Civil Engineering student at the University of Bristol.Student
Andrew is a second year Civil Engineering student at the University of Bristol. Prior to starting his studies in Bristol, Andrew was a Team Leader for a leading supermarket, where he worked through his gap year before leaving to travel for six months.
During breaks from school and university, Andrew has worked full time in the residential lettings industry for one of the countries largest letting agents. His experience in this field spans over three years and through this work Andrew has become well versed in the rules and regulations of the residential lettings industry.
 How do we keep investors interested in UK property?
One of the many signs of post depression economic recovery is the rise in property prices across the country. The Guardian recently reported that the average UK home is now worth £173,678 - a huge £10,000 increase on last year's figure. The UK now faces the mammoth challenge of sustaining investors' interest; this is a skill which requires creativity and the ability to look at all of the options of the proverbial table, regardless of how crazy they may seem at first.
It was as I sat here, in the heart of Bristol's university precinct, that I pondered this question and it struck me that the answer is, in fact, all around me. That is to say that students are in fact at least part of the answer to this conundrum, in my opinion. I firmly believe that this important group should not be overlooked when it comes to investment.

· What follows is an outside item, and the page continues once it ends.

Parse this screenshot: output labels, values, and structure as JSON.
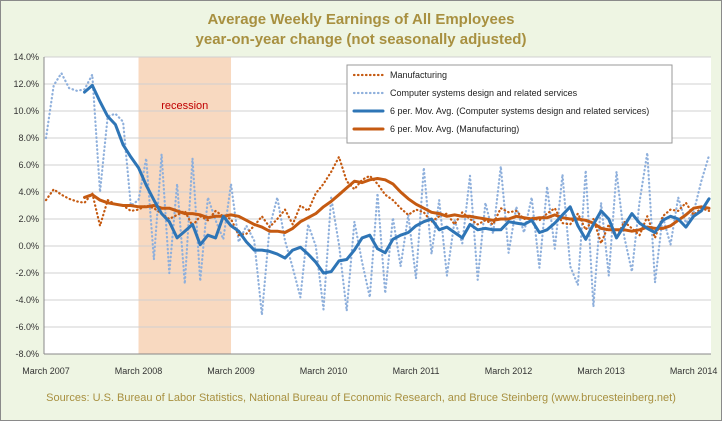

This will be no easy task as, quite understandably, most graduates won't even have a credit rating or employment after leaving university, let alone the means to invest in something so seemingly absurd as property. However, graduates should be offered advice on the benefits of investing in the rising UK property market and there should be appropriate buy-to-let mortgages and special interest rates - like there is student bank accounts and student discounts - on properties in university towns for those that have recently finished their university course, thereby allowing them to get their foot on the property ladder at an earlier age. With controlled measures in place (e.g. parental guarantors or proof of graduate employment), it may lead to graduates becoming continuing property investors and, with the number of graduates almost definitely set to increase, this is a target group which could expand alongside the expanding property market.
This is important and large potential market for the UK property industry and I strongly believe that with proper provisions in place, it could not only recruit long term investors and underline the UK's innovative approach to investment, but also ensure that the current generation of graduates actually have the means and, most importantly, desire to own property.